If you rolled a bit of Christmas, New Year's Eve and Thanksgiving into one, then catered the affair with heaps of sweets and savory snacks, you'd begin to get a taste for what it means to celebrate Diwali, India's best known festival.
The sugary treats known as "mithai" - thousands of tonnes are prepared for Diwali every year - tend to get most of the attention during this holiday that marks the victory of good over evil and light over darkness.
But Indian food is all about balance and contrasts. Salty, spicy snacks collectively referred to as "namkeen" or "karam" play an equally important role during Diwali, which this year falls on Oct. 17.

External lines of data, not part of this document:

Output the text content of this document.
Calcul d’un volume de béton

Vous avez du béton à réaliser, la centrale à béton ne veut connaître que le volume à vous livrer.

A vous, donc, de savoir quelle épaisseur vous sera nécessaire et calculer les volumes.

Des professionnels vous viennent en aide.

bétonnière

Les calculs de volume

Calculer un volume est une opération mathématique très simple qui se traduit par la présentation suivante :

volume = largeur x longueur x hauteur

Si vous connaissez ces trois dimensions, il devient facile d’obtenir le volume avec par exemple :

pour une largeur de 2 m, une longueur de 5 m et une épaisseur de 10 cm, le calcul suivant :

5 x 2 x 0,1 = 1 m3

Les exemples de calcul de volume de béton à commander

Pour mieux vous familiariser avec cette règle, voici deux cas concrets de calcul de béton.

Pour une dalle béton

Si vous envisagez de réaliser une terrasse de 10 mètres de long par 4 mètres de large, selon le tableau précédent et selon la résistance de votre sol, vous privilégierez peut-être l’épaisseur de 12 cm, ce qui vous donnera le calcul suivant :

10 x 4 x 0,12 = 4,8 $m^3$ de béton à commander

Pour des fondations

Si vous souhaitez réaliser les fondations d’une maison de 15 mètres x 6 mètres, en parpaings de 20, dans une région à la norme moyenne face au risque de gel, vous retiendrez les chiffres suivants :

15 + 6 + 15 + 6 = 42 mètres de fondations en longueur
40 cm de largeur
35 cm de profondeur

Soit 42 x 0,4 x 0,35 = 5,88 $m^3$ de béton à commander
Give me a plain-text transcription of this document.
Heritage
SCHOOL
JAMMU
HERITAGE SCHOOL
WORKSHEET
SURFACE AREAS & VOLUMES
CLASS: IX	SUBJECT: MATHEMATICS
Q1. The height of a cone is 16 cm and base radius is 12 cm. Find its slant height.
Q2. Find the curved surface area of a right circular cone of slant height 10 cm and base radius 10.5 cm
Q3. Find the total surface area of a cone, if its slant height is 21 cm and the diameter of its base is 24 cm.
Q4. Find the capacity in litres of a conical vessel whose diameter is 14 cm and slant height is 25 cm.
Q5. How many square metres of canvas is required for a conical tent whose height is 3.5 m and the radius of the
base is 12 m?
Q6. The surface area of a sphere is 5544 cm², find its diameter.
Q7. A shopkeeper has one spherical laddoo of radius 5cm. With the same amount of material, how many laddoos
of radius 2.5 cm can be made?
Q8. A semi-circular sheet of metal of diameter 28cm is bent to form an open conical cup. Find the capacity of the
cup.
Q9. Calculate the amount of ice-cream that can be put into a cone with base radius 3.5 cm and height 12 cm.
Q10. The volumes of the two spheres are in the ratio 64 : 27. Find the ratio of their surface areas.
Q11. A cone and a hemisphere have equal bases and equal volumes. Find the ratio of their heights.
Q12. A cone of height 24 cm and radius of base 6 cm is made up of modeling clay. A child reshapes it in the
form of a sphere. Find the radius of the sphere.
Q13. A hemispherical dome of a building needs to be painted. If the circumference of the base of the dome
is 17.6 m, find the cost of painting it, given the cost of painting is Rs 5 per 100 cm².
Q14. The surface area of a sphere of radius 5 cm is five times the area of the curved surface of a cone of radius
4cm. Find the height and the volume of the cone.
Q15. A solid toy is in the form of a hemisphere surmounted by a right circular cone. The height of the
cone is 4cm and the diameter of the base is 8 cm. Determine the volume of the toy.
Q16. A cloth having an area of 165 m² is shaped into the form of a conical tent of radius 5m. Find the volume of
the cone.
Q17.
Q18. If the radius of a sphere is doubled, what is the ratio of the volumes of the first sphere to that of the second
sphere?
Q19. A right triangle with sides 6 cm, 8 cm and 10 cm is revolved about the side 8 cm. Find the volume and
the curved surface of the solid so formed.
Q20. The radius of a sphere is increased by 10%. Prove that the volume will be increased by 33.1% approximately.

Piquant little diamonds called shankarpali; chili-spiked mixes of flaked rice and lentils called chivda; and crisp, golden noodles called ribbon pakoda serve as both munchies and gifts, the latter an element as critical to Diwali as to Christmas.
"It's a time when a lot of family connections and kinship ties are strengthened," says Sharmila Sen, a humanities editor at Harvard University Press and expert on Indian food. "For women, it's important that their families send these elaborate presentations of nuts and savories to their husband's family, thereby strengthening the ties."
The legends behind Diwali - a word taken from the Sanskrit word dipavali meaning "row of lights" - vary by region in India, but people of every faith line windows and doorways with small clay or silver oil lamps, and trim homes, shops and businesses with brightly coloured lights. Firecrackers pop and screech from early morning. Businesses close their fiscal year and open new books.
Diwali also is a time for visiting friends and family, and the delicate, time-consuming savories - which are easily made in large quantities - are exchanged between homes.
"In one neighbourhood you're going to have 50 or 60 families and you're going to feed all the immediate neighbours," says Abraham Varghese, executive chef at Washington's Indique Heights, who recalled rolling and cutting shankarpali with his brothers as a child. "We would go to all the homes we knew, and to the poor home."
The treats often are wrapped as colourfully as possible, baled in reds, golds, greens and marigold, the colours of happiness and auspicious beginnings, Sen says.
In times past, gifts would be placed on platters and draped in elaborate fabrics. Today, they are more likely to come in wrapping paper that mimics the patterns of those fabrics or in colourful cellophane.
Bright cardboard boxes, platters fashioned from dried palm or banana leaves, and clay pots also are used. Occasionally, a silver platter is used to deliver the savories to a very important client or hard-to-please in-laws.
The idea of giving savories - as well as sweets - is rooted in the principles of Indian cooking. Indian cuisine is about balancing taste elements, about playing hot, sour, sweet, salty, bitter, astringent and umami (savory) off one another, says Raghavan Iyer, an award-winning cookbook author and chef at Minneapolis restaurant Om.
"With Indian food you have to associate the word 'balance,"' he says. "So in addition to the sweets, savory does play a big role."
Crisp, spicy snacks serve another crucial function at Diwali. Because they are deep-fried, they keep for weeks in air-tight containers. Which means a host can always have a big stash on hand to accommodate hungry holiday visitors.